Dossier: Wijziging van de Wet op de Raad van State in verband met de herstructurering van de Raad van State

Gepubliceerd: 22 december 2006
Indiener(s):
Onderwerpen: bestuursrecht recht
Bron: https://zoek.officielebekendmakingen.nl/kst-30585-7.html
ID: 30585-7
Origineel: 30585-2

30 585
Wijziging van de Wet op de Raad van State in verband met de herstructurering van de Raad van State

nr. 7
NOTA VAN WIJZIGING

Ontvangen 22 december 2006

Het voorstel van wet wordt als volgt gewijzigd:

A

Artikel I, onderdeel A, wordt als volgt gewijzigd:

a. Artikel 1, eerste lid, komt te luiden:

1. De Raad van State bestaat, buiten de Koning als voorzitter, uit een vice-president en ten hoogste tien leden.

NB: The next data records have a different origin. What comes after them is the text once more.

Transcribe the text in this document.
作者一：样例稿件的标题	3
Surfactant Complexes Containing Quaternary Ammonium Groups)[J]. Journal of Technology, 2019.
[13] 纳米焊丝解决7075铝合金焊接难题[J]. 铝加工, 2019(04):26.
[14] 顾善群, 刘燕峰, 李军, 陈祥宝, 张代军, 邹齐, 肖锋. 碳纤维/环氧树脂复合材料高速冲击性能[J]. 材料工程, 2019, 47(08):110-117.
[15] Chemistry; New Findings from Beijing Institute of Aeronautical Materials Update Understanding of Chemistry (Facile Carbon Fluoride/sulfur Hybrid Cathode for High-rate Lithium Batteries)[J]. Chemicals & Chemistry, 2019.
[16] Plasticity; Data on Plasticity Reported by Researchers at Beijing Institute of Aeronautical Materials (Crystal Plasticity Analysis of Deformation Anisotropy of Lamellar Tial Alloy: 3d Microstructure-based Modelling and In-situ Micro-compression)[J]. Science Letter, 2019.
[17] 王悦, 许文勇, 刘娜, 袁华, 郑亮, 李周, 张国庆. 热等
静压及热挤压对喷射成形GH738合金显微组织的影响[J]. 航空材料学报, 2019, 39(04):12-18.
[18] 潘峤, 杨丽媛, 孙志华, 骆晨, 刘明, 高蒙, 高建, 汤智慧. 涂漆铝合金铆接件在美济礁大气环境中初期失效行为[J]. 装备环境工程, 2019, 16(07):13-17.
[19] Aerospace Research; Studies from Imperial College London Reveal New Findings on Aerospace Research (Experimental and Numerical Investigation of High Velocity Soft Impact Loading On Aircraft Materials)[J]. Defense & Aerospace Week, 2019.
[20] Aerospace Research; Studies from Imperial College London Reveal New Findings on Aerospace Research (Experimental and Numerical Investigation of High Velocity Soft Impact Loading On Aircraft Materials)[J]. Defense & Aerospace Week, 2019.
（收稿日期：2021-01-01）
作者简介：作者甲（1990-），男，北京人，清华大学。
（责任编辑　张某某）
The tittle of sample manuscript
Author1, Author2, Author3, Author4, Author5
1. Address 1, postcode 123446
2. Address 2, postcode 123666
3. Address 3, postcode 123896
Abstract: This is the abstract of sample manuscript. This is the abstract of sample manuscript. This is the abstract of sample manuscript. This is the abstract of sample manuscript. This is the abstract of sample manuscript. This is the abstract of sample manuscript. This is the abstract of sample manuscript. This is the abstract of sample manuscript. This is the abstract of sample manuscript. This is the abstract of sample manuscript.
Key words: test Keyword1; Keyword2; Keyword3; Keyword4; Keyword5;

b. Artikel 2 wordt gewijzigd als volgt:

1. In het eerste lid wordt «staatsraden» vervangen door: leden.

2. In het tweede lid wordt «staatsraden» vervangen door «leden» en wordt «de te benoemen staatsraad» vervangen door «het te benoemen lid».

3. Het derde lid komt te luiden:

3. De leden worden bij koninklijk besluit benoemd in de Afdeling advisering of de Afdeling bestuursrechtspraak, dan wel in beide afdelingen. Deze benoeming kan worden gewijzigd, met dien verstande dat een benoeming in de Afdeling bestuursrechtspraak slechts op verzoek van het lid kan worden beëindigd.

4. In het vierde lid wordt «staatsraad» vervangen door: lid.

5. Het zesde lid vervalt.

c. Artikel 3 wordt gewijzigd als volgt:

1. In het eerste lid wordt «staatsraden» vervangen door: leden.

2. In het tweede lid wordt «staatsraden» telkens vervangen door «leden» en wordt «de oudste aanwezige staatsraad» vervangen door: het oudste aanwezige lid.

3. In het derde lid wordt «de staatsraad» vervangen door: het lid.

d. In artikel 4 wordt «staatsraad» vervangen door: lid.

e. Artikel 5 wordt gewijzigd als volgt:

1. In het eerste lid wordt «staatsraad» vervangen door: lid.

2. In het tweede lid wordt «staatsraden» vervangen door: leden.

3. Aan het tweede lid wordt een volzin toegevoegd, luidende:

De artikelen 44, derde tot en met zesde en achtste lid, en 44a van de Wet rechtspositie rechterlijke ambtenaren zijn van overeenkomstige toepassing.

f. In artikel 6 wordt «staatsraden» telkens vervangen door: leden.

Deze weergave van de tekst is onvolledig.